Experience in the United States and in other countries has shown that regulatory controls are not enough to eliminate health status underwriting and that risk adjustment is also needed. The Senate bill contains not just one, but three risk adjustment mechanisms. First, § 1343 requires states to assess a charge against insurers in the individual and small group market (other than self-insured and grandfathered plans) that have below-average actuarial risk and to make payments to plans with higher than average actuarial risk. A second program under § 1341 would be in effect from 2014 through 2016 and would collect payments from all insurers and self-insured plans (but not grandfathered plans) and distribute the payments to insurers who cover individuals with specific high-cost conditions.

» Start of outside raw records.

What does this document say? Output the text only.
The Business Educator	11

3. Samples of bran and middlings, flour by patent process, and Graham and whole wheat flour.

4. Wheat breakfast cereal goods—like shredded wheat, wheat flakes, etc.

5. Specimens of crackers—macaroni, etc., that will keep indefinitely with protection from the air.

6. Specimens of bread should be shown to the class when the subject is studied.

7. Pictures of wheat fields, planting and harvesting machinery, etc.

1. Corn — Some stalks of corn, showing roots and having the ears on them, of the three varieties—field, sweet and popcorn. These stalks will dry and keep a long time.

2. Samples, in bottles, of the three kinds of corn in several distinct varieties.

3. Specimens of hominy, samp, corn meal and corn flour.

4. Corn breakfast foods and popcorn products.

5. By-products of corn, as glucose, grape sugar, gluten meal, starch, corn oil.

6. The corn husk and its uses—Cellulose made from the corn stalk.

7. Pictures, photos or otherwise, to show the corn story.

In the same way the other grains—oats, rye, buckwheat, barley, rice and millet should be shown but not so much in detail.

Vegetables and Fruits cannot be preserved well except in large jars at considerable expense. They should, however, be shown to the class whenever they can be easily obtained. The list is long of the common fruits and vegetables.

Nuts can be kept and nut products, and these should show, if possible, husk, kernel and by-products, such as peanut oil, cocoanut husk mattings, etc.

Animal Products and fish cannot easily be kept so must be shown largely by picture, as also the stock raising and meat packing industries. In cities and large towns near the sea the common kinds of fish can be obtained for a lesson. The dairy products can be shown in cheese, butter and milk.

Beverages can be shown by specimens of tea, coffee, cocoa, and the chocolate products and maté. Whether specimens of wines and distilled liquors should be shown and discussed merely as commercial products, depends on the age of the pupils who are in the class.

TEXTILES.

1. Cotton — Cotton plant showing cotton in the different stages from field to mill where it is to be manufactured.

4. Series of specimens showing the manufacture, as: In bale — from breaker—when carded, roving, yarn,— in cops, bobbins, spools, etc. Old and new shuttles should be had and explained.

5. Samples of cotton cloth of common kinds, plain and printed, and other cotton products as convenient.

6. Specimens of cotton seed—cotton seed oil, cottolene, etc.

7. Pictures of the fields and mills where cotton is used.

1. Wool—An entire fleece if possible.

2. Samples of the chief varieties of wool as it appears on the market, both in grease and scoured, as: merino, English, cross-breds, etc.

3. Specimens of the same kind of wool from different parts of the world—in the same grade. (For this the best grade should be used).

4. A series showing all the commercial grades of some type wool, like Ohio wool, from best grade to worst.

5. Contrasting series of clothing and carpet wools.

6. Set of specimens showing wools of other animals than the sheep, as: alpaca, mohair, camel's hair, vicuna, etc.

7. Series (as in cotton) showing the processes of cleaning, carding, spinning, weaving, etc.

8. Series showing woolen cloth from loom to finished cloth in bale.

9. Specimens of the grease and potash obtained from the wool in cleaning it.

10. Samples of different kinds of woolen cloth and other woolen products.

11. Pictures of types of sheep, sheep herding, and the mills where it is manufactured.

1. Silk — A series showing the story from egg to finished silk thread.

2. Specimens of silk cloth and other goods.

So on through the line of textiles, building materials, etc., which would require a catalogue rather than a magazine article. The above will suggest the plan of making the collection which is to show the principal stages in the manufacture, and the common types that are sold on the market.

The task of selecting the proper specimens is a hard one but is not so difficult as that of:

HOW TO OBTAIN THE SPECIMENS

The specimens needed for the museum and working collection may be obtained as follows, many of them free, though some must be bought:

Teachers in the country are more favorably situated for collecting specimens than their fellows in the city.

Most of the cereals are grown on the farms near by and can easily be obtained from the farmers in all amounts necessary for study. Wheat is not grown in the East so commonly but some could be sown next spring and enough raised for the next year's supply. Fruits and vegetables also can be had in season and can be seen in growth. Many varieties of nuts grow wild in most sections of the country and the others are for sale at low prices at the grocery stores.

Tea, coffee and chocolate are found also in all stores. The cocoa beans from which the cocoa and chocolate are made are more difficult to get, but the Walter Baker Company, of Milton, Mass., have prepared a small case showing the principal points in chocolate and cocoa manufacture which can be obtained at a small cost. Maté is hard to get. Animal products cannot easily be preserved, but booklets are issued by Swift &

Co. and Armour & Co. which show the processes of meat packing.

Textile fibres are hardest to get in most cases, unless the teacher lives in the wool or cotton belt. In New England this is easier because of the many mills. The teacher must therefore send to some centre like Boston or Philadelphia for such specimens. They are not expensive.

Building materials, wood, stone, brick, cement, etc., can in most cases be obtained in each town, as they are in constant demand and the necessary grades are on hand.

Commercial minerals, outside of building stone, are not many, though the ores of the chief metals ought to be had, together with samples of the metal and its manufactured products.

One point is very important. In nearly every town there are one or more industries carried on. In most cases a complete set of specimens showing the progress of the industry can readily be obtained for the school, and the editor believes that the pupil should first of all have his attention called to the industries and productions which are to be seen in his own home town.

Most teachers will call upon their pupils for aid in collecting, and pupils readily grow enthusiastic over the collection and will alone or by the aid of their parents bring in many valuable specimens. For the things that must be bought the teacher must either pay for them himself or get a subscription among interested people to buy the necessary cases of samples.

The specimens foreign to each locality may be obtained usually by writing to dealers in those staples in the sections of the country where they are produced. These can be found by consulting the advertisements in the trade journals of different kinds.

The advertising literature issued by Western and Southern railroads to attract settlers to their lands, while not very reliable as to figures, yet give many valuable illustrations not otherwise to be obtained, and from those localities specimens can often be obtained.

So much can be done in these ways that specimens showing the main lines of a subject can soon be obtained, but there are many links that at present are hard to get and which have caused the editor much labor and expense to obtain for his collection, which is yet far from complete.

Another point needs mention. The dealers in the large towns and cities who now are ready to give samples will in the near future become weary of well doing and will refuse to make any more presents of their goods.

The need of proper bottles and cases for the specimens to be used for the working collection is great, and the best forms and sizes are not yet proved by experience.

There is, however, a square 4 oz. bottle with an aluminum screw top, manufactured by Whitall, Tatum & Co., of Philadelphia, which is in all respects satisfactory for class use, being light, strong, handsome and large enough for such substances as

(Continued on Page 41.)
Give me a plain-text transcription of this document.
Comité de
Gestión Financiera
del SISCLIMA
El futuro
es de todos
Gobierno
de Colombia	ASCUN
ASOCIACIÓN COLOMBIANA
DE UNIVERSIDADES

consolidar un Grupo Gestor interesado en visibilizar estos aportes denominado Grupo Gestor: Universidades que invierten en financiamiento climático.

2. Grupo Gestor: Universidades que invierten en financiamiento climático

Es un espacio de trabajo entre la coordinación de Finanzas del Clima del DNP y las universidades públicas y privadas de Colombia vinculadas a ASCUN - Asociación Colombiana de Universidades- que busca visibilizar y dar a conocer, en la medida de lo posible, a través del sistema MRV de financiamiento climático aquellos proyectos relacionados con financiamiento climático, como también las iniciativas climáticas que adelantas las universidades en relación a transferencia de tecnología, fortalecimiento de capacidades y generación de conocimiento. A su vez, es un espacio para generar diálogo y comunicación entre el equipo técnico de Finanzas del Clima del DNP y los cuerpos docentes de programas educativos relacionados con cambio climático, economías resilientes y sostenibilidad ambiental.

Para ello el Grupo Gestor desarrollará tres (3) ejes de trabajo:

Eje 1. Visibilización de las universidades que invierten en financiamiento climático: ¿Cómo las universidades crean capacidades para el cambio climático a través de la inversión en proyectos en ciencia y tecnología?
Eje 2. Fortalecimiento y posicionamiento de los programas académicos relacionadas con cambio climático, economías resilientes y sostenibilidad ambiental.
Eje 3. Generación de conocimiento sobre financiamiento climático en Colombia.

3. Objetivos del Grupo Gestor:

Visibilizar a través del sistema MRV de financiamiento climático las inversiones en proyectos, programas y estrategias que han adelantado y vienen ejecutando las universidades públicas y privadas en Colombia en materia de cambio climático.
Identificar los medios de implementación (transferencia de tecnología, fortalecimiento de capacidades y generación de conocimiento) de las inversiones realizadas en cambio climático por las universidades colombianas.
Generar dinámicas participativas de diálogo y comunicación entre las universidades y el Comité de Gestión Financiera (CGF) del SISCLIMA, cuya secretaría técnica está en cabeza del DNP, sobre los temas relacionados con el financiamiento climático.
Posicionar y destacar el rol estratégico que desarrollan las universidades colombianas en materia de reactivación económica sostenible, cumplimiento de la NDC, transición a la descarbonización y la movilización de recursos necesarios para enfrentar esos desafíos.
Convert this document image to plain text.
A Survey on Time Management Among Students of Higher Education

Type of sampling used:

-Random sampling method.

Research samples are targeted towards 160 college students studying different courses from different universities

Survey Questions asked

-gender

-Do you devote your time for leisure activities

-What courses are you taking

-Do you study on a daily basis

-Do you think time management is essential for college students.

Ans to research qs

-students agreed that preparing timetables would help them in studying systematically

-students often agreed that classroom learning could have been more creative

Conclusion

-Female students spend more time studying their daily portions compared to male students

The third program, modeled after the Medicare Part D risk corridor program, requires HHS to make payments that reward plans in the individual and small group markets whose “allowable costs” (expenditures for health care services) are less than their “target costs” (premiums minus administrative costs) and to make payments that penalize those plans whose allowable costs exceed their target costs. This program also will only last from 2014 to 2016. Since HHS would not under the Senate bill in fact make payments to insurers, as it does in the Part D program, it is very hard to figure out what the drafters have in mind here. In fact, since neither the states nor the federal government control payments to insurers at all under the Senate bill (other than the premium and cost-sharing credits) and since an active insurance market will continue outside of the exchange, making any of these risk adjustment schemes work is going to be difficult. The House approach of channeling all individual insurance through the exchange and then adjusting premiums paid through the exchange to compensate for risk seems far more practical.